Ahn KT , Lee JH , Kim DH , Kim J , Ahn MS , Park JH , Park HS , Kim EM , Jang WI , Kim MS , Jung IS , Kim KS , Choi SW , Jeong JO , Seong IW .
Division of Cardiology, Department of Internal Medicine, Chungnam National University School of Medicine, Daejeon, Korea.
Department of Neurology, Chungnam National University School of Medicine, Daejeon, Korea.
Department of Surgery, Chungnam National University School of Medicine, Daejeon, Korea.

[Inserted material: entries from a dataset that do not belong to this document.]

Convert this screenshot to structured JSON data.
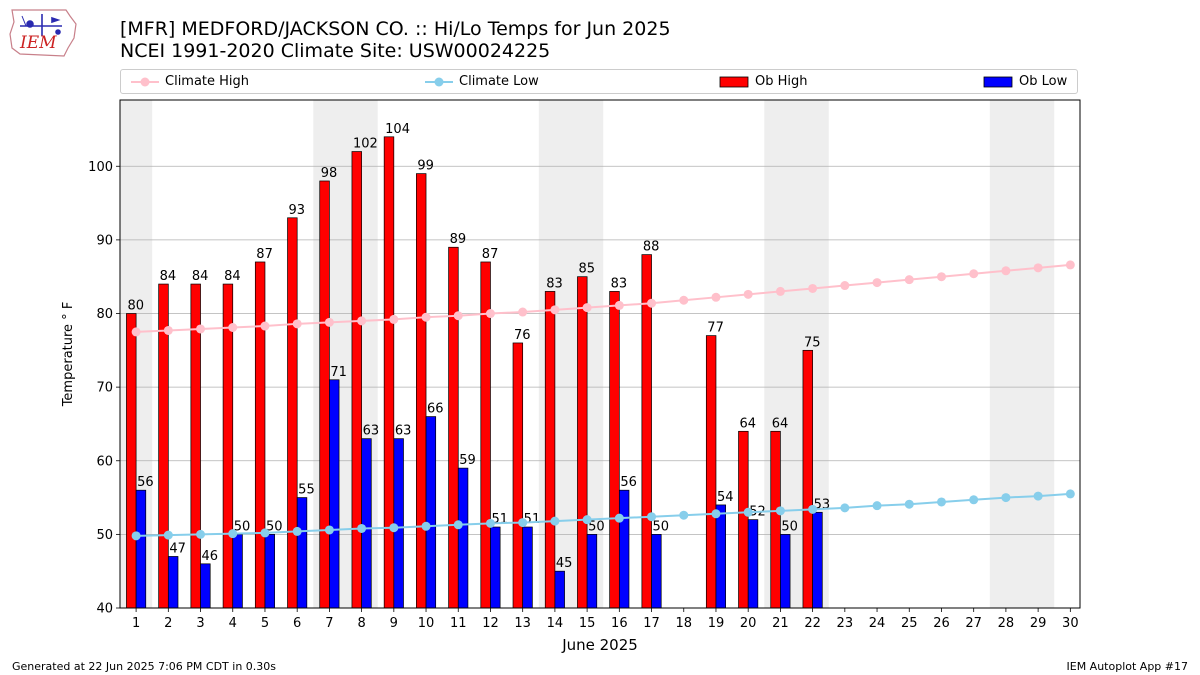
{
  "header": {
    "title_line1": "[MFR] MEDFORD/JACKSON CO. :: Hi/Lo Temps for Jun 2025",
    "title_line2": "NCEI 1991-2020 Climate Site: USW00024225",
    "logo_text": "IEM"
  },
  "footer": {
    "left": "Generated at 22 Jun 2025 7:06 PM CDT in 0.30s",
    "right": "IEM Autoplot App #17"
  },
  "colors": {
    "ob_high": "#ff0000",
    "ob_low": "#0000ff",
    "climate_high": "#ffc0cb",
    "climate_low": "#87ceeb",
    "weekend_shade": "#eeeeee",
    "grid": "#b0b0b0"
  },
  "chart_data": {
    "type": "bar",
    "xlabel": "June 2025",
    "ylabel": "Temperature ° F",
    "ylim": [
      40,
      109
    ],
    "yticks": [
      40,
      50,
      60,
      70,
      80,
      90,
      100
    ],
    "grid": "horizontal",
    "legend_placement": "top",
    "categories": [
      "1",
      "2",
      "3",
      "4",
      "5",
      "6",
      "7",
      "8",
      "9",
      "10",
      "11",
      "12",
      "13",
      "14",
      "15",
      "16",
      "17",
      "18",
      "19",
      "20",
      "21",
      "22",
      "23",
      "24",
      "25",
      "26",
      "27",
      "28",
      "29",
      "30"
    ],
    "shaded_days": [
      "1",
      "7",
      "8",
      "14",
      "15",
      "21",
      "22",
      "28",
      "29"
    ],
    "series": [
      {
        "name": "Ob High",
        "kind": "bar",
        "values": [
          80,
          84,
          84,
          84,
          87,
          93,
          98,
          102,
          104,
          99,
          89,
          87,
          76,
          83,
          85,
          83,
          88,
          null,
          77,
          64,
          64,
          75,
          null,
          null,
          null,
          null,
          null,
          null,
          null,
          null
        ]
      },
      {
        "name": "Ob Low",
        "kind": "bar",
        "values": [
          56,
          47,
          46,
          50,
          50,
          55,
          71,
          63,
          63,
          66,
          59,
          51,
          51,
          45,
          50,
          56,
          50,
          null,
          54,
          52,
          50,
          53,
          null,
          null,
          null,
          null,
          null,
          null,
          null,
          null
        ]
      },
      {
        "name": "Climate High",
        "kind": "line",
        "values": [
          77.5,
          77.7,
          77.9,
          78.1,
          78.3,
          78.6,
          78.8,
          79.0,
          79.2,
          79.5,
          79.7,
          80.0,
          80.2,
          80.5,
          80.8,
          81.1,
          81.4,
          81.8,
          82.2,
          82.6,
          83.0,
          83.4,
          83.8,
          84.2,
          84.6,
          85.0,
          85.4,
          85.8,
          86.2,
          86.6
        ]
      },
      {
        "name": "Climate Low",
        "kind": "line",
        "values": [
          49.8,
          49.9,
          50.0,
          50.1,
          50.2,
          50.4,
          50.6,
          50.8,
          50.9,
          51.1,
          51.3,
          51.5,
          51.6,
          51.8,
          52.0,
          52.2,
          52.4,
          52.6,
          52.8,
          53.0,
          53.2,
          53.4,
          53.6,
          53.9,
          54.1,
          54.4,
          54.7,
          55.0,
          55.2,
          55.5
        ]
      }
    ]
  }
}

BACKGROUND AND OBJECTIVES: Distal filter devices (DFDs) are known to reduce the occurrence of embolic events by capturing embolic debris and thereby preventing intracranial embolization during carotid artery stenting (CAS). However, there are few reports addressing DFD use in CAS procedures. Therefore, we evaluated the technical feasibility and clinical outcomes associated with DFD use in all CAS procedures. SUBJECTS AND METHODS: Between June 2004 and June 2008, all CAS procedures performed at our center were completed with DFD protection. We recorded periprocedural data and watched for new neurologic abnormalities for 24 hours after the procedure. One-month clinical outcomes were also evaluated. RESULTS: A total of 100 carotid lesions in 94 patients (age 68+/-8 years; 79 men) were treated with percutaneous stenting using DFDs (FilterWire EZ(TM), Boston Scientific Co, US). DFD application was successful in all procedures. Periprocedural strokes occurred in five procedures (one major, one minor, and three transient ischemic attacks). The one-month rates of stroke and death were 6% and 2%, respectively. Difficult filter placement occurred in two procedures due to tight stenosis and severe common carotid artery (CCA)-to-internal carotid artery (ICA) angulation. Difficult stent delivery occurred in three instances: one due to severe lesion calcification and two due to proximal tortuosity. The retriever failed to acquire the filter in nine procedures. Four of nine retrieval difficulties were related to severe CCA-ICA angulation. CONCLUSION: DFD use was successful in all CAS procedures, was relatively safe, and had few periprocedural complications.